Cuddy : " Excusez-moi, j'ai les mains collantes... Je reviens dans un instant... "
House la suivit, sans un mot, abandonnant Rachel à sa mère.
Arrivés dans l'entrée, il ouvrit la première porte à sa portée, l'attrapa par le bras, la poussa à l'intérieur, et referma à clé...
Cuddy eut un rire étouffé en découvrant qu'ils se trouvaient à l'intérieur du placard des femmes de ménage. Il la déposa sur le meuble bas.
House était quant à lui très sérieux. Elle lui passa la main derrière le cou et l'attira vers sa bouche. Il fit semblant de résister un instant puis plongea. Ils échangèrent un long baiser très doux, les lèvres pulpeuses de Lisa contre celles plus dures de Greg. Elle s'abandonna contre lui, se moula sur son corps, toute en chaleur, en onctuosité...Il se détacha légèrement quelques temps plus tard...
House : " Dis donc beauté, je le sais, La danse, c'est du pelotage : tout ce qu'on fait avec les pieds est parfaitement secondaire. Tout le monde s'en fout, mais j'aimerais assez que tu dises à mon coureur de père que tes fesses, c'est à moi "
Cuddy, hilare: tu es jaloux! D'un homme de ... 70 ans?
Elle éclata de rire.
House prit un air vexé avant de répliquer :
" Je te rappelle tout de même que l'autre jour, nous regardions ce film avec Sean Connery, et tu m'as dit d'un air rêveur : " il serait dans mon lit, je n'irais pas dormir dans la baignoire! "... Or, il avait à peu près cet âge! Et John lui ressemble! En plus... "
Cuddy, d'un air gourmand : " Et c'était un agent secret aussi... Greg, tu te rends compte?... Mon beau-père est un espion... C'est terriblement excitant... "
Elle frétillait comme un gardon juste sorti de l'eau...
House s'écarta franchement : " Mais tu es vraiment excitée en plus, nan mais... Mais c'est pas vrai que ce vieux beau te... "

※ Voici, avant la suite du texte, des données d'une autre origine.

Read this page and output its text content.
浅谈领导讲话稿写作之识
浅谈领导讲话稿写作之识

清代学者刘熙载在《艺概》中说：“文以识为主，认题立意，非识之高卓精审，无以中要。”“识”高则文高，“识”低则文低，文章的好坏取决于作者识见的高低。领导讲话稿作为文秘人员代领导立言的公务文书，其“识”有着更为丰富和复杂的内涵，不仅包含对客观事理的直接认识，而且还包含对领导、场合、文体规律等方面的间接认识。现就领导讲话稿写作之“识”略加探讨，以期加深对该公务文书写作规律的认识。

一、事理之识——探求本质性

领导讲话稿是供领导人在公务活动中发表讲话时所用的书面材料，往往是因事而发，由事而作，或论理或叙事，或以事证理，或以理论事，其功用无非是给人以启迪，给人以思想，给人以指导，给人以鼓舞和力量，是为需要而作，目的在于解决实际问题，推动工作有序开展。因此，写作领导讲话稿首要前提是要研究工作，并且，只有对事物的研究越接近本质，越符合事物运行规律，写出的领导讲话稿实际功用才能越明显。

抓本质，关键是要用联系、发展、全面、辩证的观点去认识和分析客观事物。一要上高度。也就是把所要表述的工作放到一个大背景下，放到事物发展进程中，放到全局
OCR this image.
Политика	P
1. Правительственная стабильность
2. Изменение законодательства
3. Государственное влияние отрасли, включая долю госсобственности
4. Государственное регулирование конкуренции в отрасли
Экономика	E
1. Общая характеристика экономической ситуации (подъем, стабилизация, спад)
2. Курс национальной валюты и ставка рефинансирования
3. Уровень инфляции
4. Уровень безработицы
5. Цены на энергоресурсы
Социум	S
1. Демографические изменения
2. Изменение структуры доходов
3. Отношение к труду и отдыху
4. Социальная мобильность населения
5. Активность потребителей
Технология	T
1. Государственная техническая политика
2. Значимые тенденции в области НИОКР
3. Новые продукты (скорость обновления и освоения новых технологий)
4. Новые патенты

Il passa sa main sous la jupe d'un air déterminé et rencontra un sexe humide non protégé par un quelconque tissu...
Elle écarta les jambes avec un sourire coquin...
Cuddy : " Je suis tellement excitée depuis tout à l'heure... Le stress, sans doute... "
et elle lui fit un clin d'oeil en passant sa langue sur ses lèvres...
House : " C'est lui ou c'est moi? "
Cuddy : " C'est ton frère... " Et elle éclata de rire...
House : " Tu vas m'avouer qui t'excite, et Patrick est aussi sexy qu'une endive à l'eau... Déjà tout petit, nous allions tous lui confesser nos péchés, filles comprises... "
Il promenait son majeur le long du sillon de son sexe.
Elle avait fermé ses yeux et s'était appuyée contre lui...
Cuddy : " Encore... Fais-moi jouir... " Elle soupira en se calant dans son cou, le souffle lourd.
House, la voix douce : " Je vais caresser le crâne chauve du p'tit bonhomme dans son bateau "...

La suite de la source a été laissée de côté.